We needed to identify the locations of the corners of the gate.
They gave us around 9000 images for training, with the corner locations as labels. Their labels also had some errors, which was not intentional since they apparently corrected the errors later.
Our first attempt was using deep learning and convolutional neural networks. This was my first time ever using convolutional neural networks or deep networks (I have rarely ever gone above ~20 layers before this).
I first tried to create my own model, which didn’t work too well to say the least. I copied a simple set of layers from a random tutorial and changed a few things.
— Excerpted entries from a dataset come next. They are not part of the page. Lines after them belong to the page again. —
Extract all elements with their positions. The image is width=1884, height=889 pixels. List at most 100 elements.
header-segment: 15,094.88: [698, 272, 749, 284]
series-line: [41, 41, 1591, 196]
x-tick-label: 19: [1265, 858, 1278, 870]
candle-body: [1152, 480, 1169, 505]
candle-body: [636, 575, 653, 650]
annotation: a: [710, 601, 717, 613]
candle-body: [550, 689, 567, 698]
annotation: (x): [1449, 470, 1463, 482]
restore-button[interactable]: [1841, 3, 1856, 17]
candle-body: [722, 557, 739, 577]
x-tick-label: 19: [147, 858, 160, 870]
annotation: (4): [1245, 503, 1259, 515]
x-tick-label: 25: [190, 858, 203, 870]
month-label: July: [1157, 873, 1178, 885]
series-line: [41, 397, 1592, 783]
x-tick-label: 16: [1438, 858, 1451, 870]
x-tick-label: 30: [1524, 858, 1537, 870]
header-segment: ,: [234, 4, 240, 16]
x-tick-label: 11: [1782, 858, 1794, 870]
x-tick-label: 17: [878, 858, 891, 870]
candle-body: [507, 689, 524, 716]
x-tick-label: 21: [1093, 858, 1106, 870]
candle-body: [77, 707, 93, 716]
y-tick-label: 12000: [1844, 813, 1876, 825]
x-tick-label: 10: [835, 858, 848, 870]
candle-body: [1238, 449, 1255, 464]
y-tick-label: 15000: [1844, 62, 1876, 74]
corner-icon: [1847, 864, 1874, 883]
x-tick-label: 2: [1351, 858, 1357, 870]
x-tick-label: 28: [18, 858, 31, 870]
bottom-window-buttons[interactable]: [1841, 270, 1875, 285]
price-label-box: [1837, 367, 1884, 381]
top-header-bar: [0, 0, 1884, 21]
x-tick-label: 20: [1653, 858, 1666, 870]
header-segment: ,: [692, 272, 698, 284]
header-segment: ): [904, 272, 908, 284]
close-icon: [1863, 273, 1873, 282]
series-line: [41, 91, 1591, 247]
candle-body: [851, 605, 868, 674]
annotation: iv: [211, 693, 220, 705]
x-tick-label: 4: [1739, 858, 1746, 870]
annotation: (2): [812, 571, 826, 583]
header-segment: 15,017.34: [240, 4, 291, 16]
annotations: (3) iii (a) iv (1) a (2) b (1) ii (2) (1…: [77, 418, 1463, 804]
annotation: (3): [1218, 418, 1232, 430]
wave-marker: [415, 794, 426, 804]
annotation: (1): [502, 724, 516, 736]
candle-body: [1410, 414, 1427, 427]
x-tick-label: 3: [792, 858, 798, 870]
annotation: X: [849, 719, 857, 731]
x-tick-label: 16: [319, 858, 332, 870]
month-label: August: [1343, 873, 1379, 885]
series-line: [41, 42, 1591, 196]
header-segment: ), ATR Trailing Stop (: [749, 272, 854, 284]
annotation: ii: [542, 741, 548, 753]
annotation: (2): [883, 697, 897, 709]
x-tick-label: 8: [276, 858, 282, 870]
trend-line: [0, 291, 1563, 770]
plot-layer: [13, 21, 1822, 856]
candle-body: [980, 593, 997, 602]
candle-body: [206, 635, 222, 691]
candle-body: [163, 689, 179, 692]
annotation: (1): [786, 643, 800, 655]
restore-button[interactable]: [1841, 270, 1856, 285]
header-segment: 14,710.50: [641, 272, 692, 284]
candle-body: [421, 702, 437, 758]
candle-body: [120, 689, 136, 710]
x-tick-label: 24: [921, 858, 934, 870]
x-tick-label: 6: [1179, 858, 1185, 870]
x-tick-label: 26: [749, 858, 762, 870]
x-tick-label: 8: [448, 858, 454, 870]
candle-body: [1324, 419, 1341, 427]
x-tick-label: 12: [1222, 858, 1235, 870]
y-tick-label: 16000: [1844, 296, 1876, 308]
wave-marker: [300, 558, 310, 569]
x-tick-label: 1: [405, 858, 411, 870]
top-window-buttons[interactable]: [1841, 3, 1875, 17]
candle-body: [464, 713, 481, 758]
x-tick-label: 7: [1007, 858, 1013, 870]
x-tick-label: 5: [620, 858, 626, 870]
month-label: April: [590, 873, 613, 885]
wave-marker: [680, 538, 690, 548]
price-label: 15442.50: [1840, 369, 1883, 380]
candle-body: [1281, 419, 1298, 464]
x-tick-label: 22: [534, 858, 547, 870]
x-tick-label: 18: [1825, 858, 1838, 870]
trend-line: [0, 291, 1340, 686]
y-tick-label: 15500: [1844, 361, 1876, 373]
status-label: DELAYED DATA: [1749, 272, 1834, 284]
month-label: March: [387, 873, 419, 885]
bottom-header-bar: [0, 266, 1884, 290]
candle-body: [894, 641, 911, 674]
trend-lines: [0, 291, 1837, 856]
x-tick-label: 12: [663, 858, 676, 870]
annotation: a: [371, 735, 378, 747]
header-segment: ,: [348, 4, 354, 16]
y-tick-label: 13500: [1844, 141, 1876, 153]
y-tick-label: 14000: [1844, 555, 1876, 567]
Note that this was the heavily modified version, after the original didn’t work and we tried unsuccessfully to change various parts. So there’s some weird things like a leaky relu with a leak of 0.3 (which is very high). The output is the coordinates of the 4 points. I made many modifications to this model (adding and removing layers, changing batch size, etc). Regardless of what I did, even though it would slowly train, the network started at a VERY high loss. This picture is kind of funny, it shows where the neural network was predicting locations after training for a short time.
If you are wondering what is going on here, the neural network was predicting coordinates that were nowhere near correct, and were in fact entirely outside of the image. This led to one of my biggest lessons from this competition so far: Always transfer learn when possible.
Transfer learning is when you take a neural network that is pretrained on another dataset, and start training it on your dataset from its current weights, as opposed to training it entirely from the beginning (random weights) on your dataset.
Although my network was terribly designed (I just guessed at it with little prior knowledge/experience on what works), I think the real reason why it had huge loss and results outside of the image’s region was due to it being trained from random weights, without transfer learning. Without transfer learning, the network is starting from a completely random location that is likely to be very far away from the minimum. With transfer learning, the network will already be 90% trained, and close to the minimum.
Here are two advantages of transfer learning that I know of right now:
These two advantages were essential for our situation. For advantage 1, we had one GPU, and training the network from random weights could have taken weeks.
For advantage 2, we only had 9000 images and a single object. Its a decent amount of images but it is not millions of images. Without transfer learning, there was the potential for overfitting. With transfer learning, we could take a model that was trained on a massive dataset, which will be close to the right weights, and then train the rest of the way to the minimum loss with the 9000 images.
So I had to look for a trained model to use, and abandon the original model. I am still glad I tried to make my own, because I learned about convolution layers, dropout, etc. I also realized that the systems used for object detection were much more complex than I thought. Neural networks are not as good at detecting position within an image without modification, so various strategies have to be used to give the neural networks parts of an image at a time (YOLO, R-CNN, Fast R-CNN, Faster R-CNN, etc.).
After struggling for many hours to get tensorflow-gpu working, we tried using a Docker image instead, and it worked instantly. In the process, we learned how to use Docker, which is great since it seems extremely useful and I personally hate dealing with installation issues, which Docker gets right past.
We ended up trying a RetinaNet model from this repository. We easily set up our dataset up to work with it by following the instructions, and after a small amount of training, we got this:
The network outputs two corners of a box, and so we drew a line between the predicted corners to visualize it. The other two corners are not accurate because this method has the same problem as before: we need all 4 corners, not a rectangle with vertical and horizontal sides. We trained it for much longer (probably around 10–20 hours) …and then deleted it by accident since we were still learning to use docker. Oh well. We decided to think up solutions for the 4 corners problem before trying to train again.
We considered rotating the image and checking the corners again, adding the other two corners as a second object, and other things but ended not trying any of these things because we moved to using purely OpenCV. The reasons for abandoning neural networks were
So we went with OpenCV
Update: Since the qualifications are done, I will probably eventually make a post about our OpenCV method, or add it to this one. We did not complete test 3 due to lack of time. Spring Break ended for me, and everyone else on the team was busy due to school, jobs, and travel.